Los que partimos llegamos a la isla de Ténedos, donde se levantó de nuevo una agria disputa. Unos pocos dieron la vuelta y junto con el prudente Ulises retornaron para complacer a Agamenón. Sin embargo, yo me alejé de allí con mis naves, pues temía que alguna divinidad quisiera causarnos daño. Conmigo navegó el rubio Menelao. Comenzó a soplar un viento ligero y las naves surcaron con suma rapidez el mar poblado de peces. Al cuarto día fondeamos en Argos para ofrecer sacrificios a Poseidón por haber conseguido atravesar el mar. Después, yo me dirigí a Pilos sin que cesara el viento favorable. Esto es lo que sé.

Y le replicó Telémaco:

––Néstor, no hablemos más de estas cosas y, puesto que superas en prudencia a los demás, dime ¿dónde puedo ir para saber de mi padre?
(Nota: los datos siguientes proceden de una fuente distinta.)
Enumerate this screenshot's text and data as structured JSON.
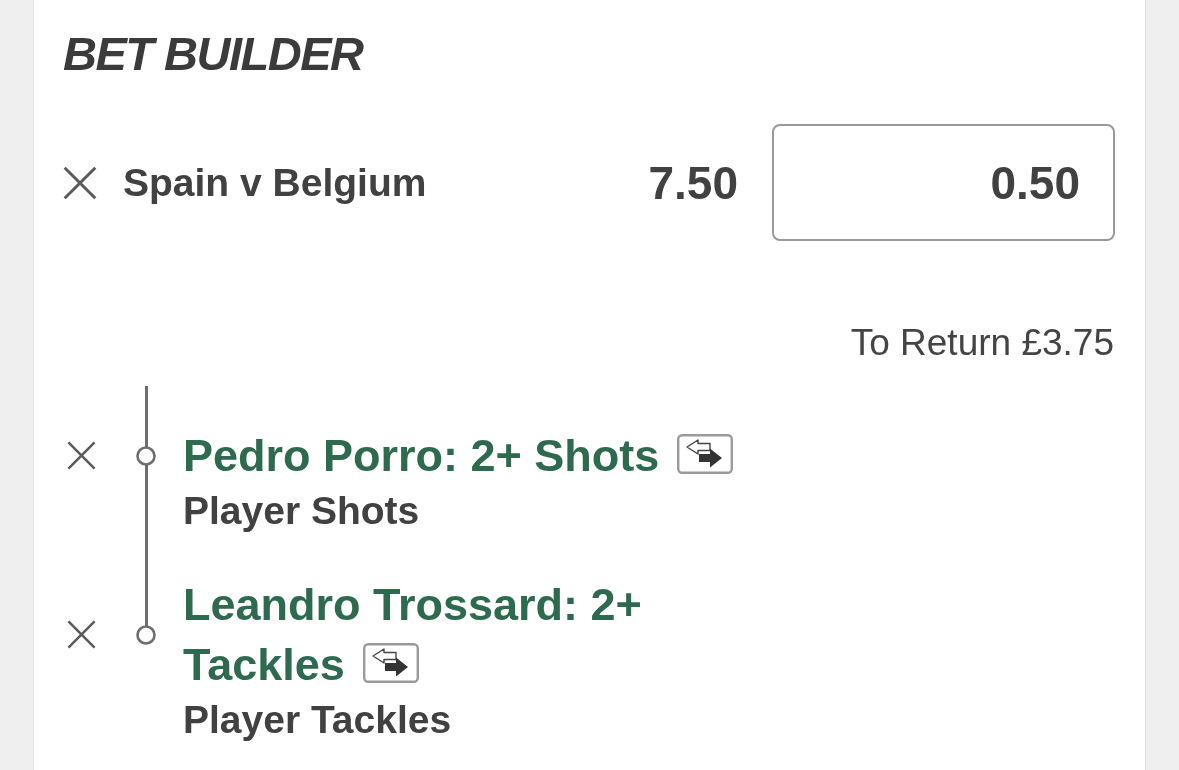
{
  "panel": {
    "title": "BET BUILDER"
  },
  "bet": {
    "event": "Spain v Belgium",
    "odds": "7.50",
    "stake": "0.50",
    "to_return": "To Return £3.75"
  },
  "legs": [
    {
      "selection_lines": [
        "Pedro Porro: 2+ Shots"
      ],
      "market": "Player Shots"
    },
    {
      "selection_lines": [
        "Leandro Trossard: 2+",
        "Tackles"
      ],
      "market": "Player Tackles"
    }
  ]
}
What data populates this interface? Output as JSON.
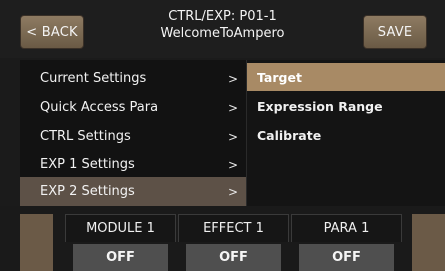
{
  "header": {
    "back_label": "< BACK",
    "save_label": "SAVE",
    "title_line1": "CTRL/EXP: P01-1",
    "title_line2": "WelcomeToAmpero"
  },
  "menu": {
    "items": [
      {
        "label": "Current Settings",
        "arrow": ">"
      },
      {
        "label": "Quick Access Para",
        "arrow": ">"
      },
      {
        "label": "CTRL Settings",
        "arrow": ">"
      },
      {
        "label": "EXP 1 Settings",
        "arrow": ">"
      },
      {
        "label": "EXP 2 Settings",
        "arrow": ">"
      }
    ],
    "active_index": 4
  },
  "submenu": {
    "items": [
      {
        "label": "Target"
      },
      {
        "label": "Expression Range"
      },
      {
        "label": "Calibrate"
      }
    ],
    "active_index": 0
  },
  "params": [
    {
      "label": "MODULE 1",
      "value": "OFF"
    },
    {
      "label": "EFFECT 1",
      "value": "OFF"
    },
    {
      "label": "PARA 1",
      "value": "OFF"
    }
  ],
  "colors": {
    "button": "#7e6b54",
    "active_left": "#5d5147",
    "active_right": "#a88a65",
    "value_box": "#4f4f4f"
  }
}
Y le respondió el caballero Néstor:

––Amigo, te aconsejo que vayas junto a Menelao, que está recién llegado. Si prefieres ir por tierra, aquí tienes un carro y caballos, y a mis hijos que te acompañarán hasta la divina Esparta, donde reina el rubio Menelao. Ahora pensemos ya en acostarnos, en mi casa no faltan mantas ni espléndidas sábanas y, mientras yo viva, no dormirá sobre las maderas de su nave el querido hijo de Ulises.

Así pues hizo que se acostara en el pórtico, junto a su hijo Pisístrato. Apenas se mostró la Aurora, la hija de la mañana, se reunieron en torno a Néstor y éste les animó a disponer los asientos para el banquete y traer lo necesario para el sacrificio en honor de los dioses.